Esta exclamación, nacida del fondo del corazón de Clara, hizo que las otras dos señoras se volviesen hacia ella, mientras que Lenet la miraba con tanta atención, como habría podido hacerlo el duque de Larochefoucault, aunque con más benevolencia.

—¿Estás loca? —dijo la princesa—. ¿No has oído a Lenet decir que esta plaza no se puede tomar?

—Puede ser —repuso la vizcondesa—; pero yo creo que la tomaremos.

—¿Tenéis algún plan? —dijo la de Tourville con el acento de una mujer que teme ver alzarse altar contra altar.

—Tal vez —contestó Clara.

—Pero —dijo riendo la princesa—, si la isla de San Jorge es tan cara de comprar como dice Lenet, acaso no somos bastante ricos para ella.

—No se le comprará —repuso Clara—, y sin embargo, la tendremos de hecho.

—Entonces la tomaremos por la fuerza —dijo la señora de Tourville—. Querida amiga, entráis en mi plan.

—Eso es —dijo la princesa—. Mandaremos a Richón a que sitie a San Jorge; él es del país, conoce perfectamente el terreno; y si algún hombre puede apoderarse de esa fortaleza, que según decís es de tanta importancia, no es otro que él.

—Antes de emplear ese medio —contestó la vizcondesa—, dejadme tentar la aventura, señora. Y si fracasa mi plan, entonces haced lo que queráis.

—¡Cómo —dijo la princesa admirada—, irás tú a la isla de San Jorge!

—Iré.

—¿Sola?

—Con Pompeyo.

—¿Y no temes nada?

—Iré como parlamentaria, si Vuestra Alteza tiene la bondad de darme sus instrucciones.

—¡Ah! —exclamó la de Tourville—. Esto sí que es nuevo; creo que no se improvisan así los diplomáticos, y que es menester hacer un largo estudio de esa ciencia, que el señor de Tourville, uno de los mejores diplomáticos de su tiempo, como también uno de sus más grandes guerreros, sostenía que era la más difícil de todas.

—Por grande que sea mi incapacidad, señora —contestó Clara—, haré una prueba, sin embargo, si la señora princesa tiene a bien permitírmelo.

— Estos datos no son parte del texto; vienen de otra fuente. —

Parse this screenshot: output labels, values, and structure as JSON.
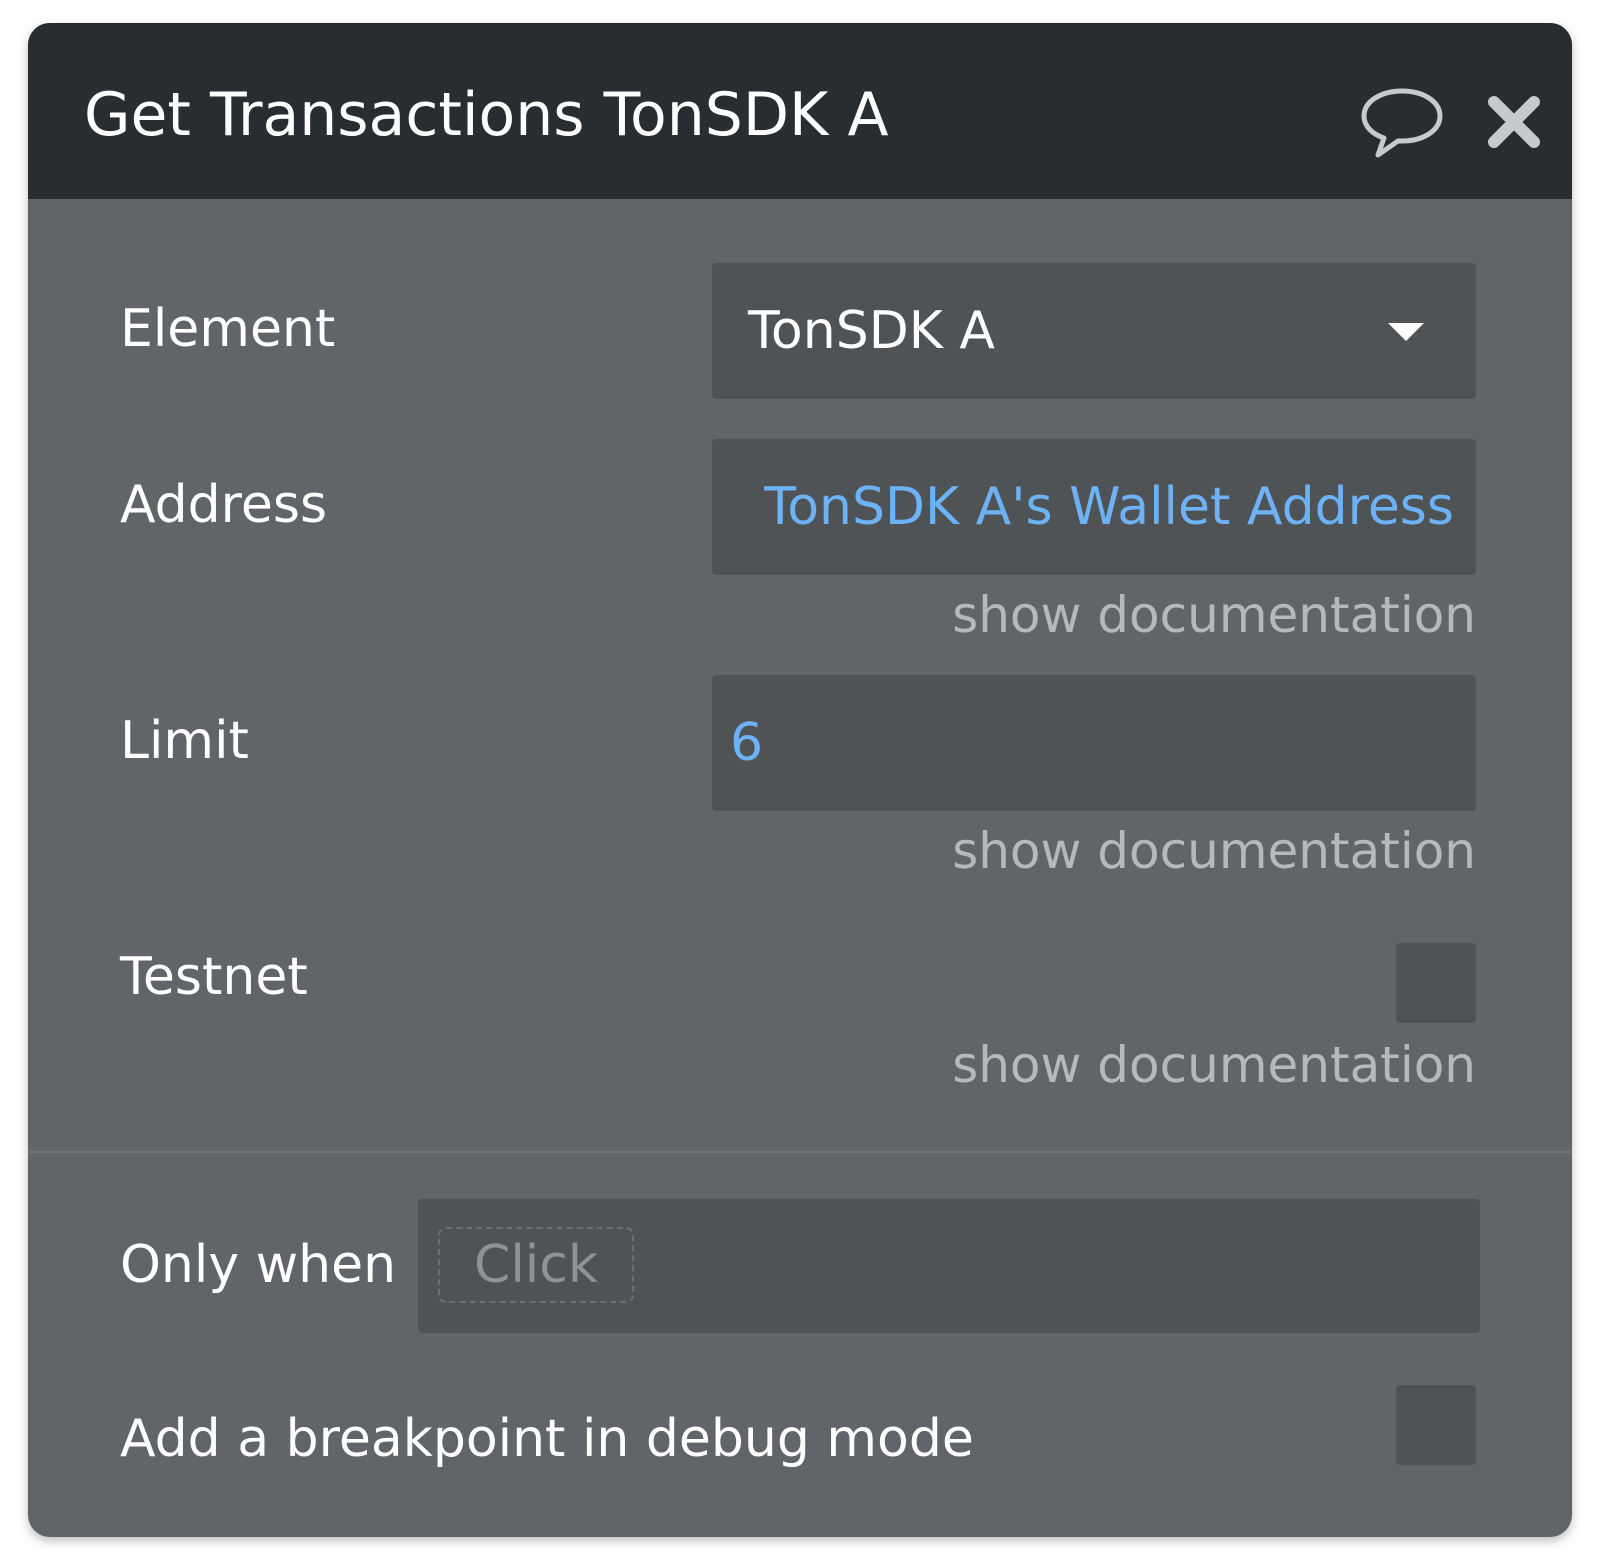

—Es seguro que la señora princesa os lo permitirá —dijo Lenet mirando con intención a la señora de Condé—, y estoy seguro de que si alguna persona puede obtener buen éxito en esta negociación, esa persona sois vos…

—¿Y qué hará la señora que no pudiese hacer cualquiera otra?

—Negociar con el señor de Canolles muy sensiblemente, lo que un hombre no podía hacer sin que le arrojasen por un balcón.

—Un hombre, pasa —contestó la de Tourville—; pero una mujer…

—Si es una mujer la que va a la isla de San Jorge, tanto vale; y aun vale más que sea la señora de Cambes y no otra, puesto que es la primera que ha tenido esa idea.

En este momento llegó un mensajero, que era portador de un pliego del parlamento de Burdeos.

—¡Ah! —exclamó la princesa—; la respuesta a mi demanda, sin duda.

Las mujeres se aproximaron, impelidas por un sentimiento de curiosidad, de interés. En cuanto a Lenet, permaneció en su puesto con su flema ordinaria, sabiendo sin duda de antemano el contenido de aquel escrito.

La princesa leyó con avidez.

—¡Me reclaman, me esperan! —exclamó.

—¡Ah! —prorrumpió la señora de Tourville con un acento de triunfo.

—¿Pero y los duques, señora —dijo Lenet—, y el ejército?

—No me hablan de ellos.

—Entonces estamos cortadas —dijo la de Tourville.

—No —contestó la princesa—; porque merced a la firma en blanco del duque de Epernón, tendré a Vayres, que domina el Dordoña.

—Y yo —dijo Clara—, tendré a San Jorge, que es la llave del Garona.

—Y yo —dijo Lenet—, tendré a los duques y al ejército, dado caso que me concedéis algún tiempo.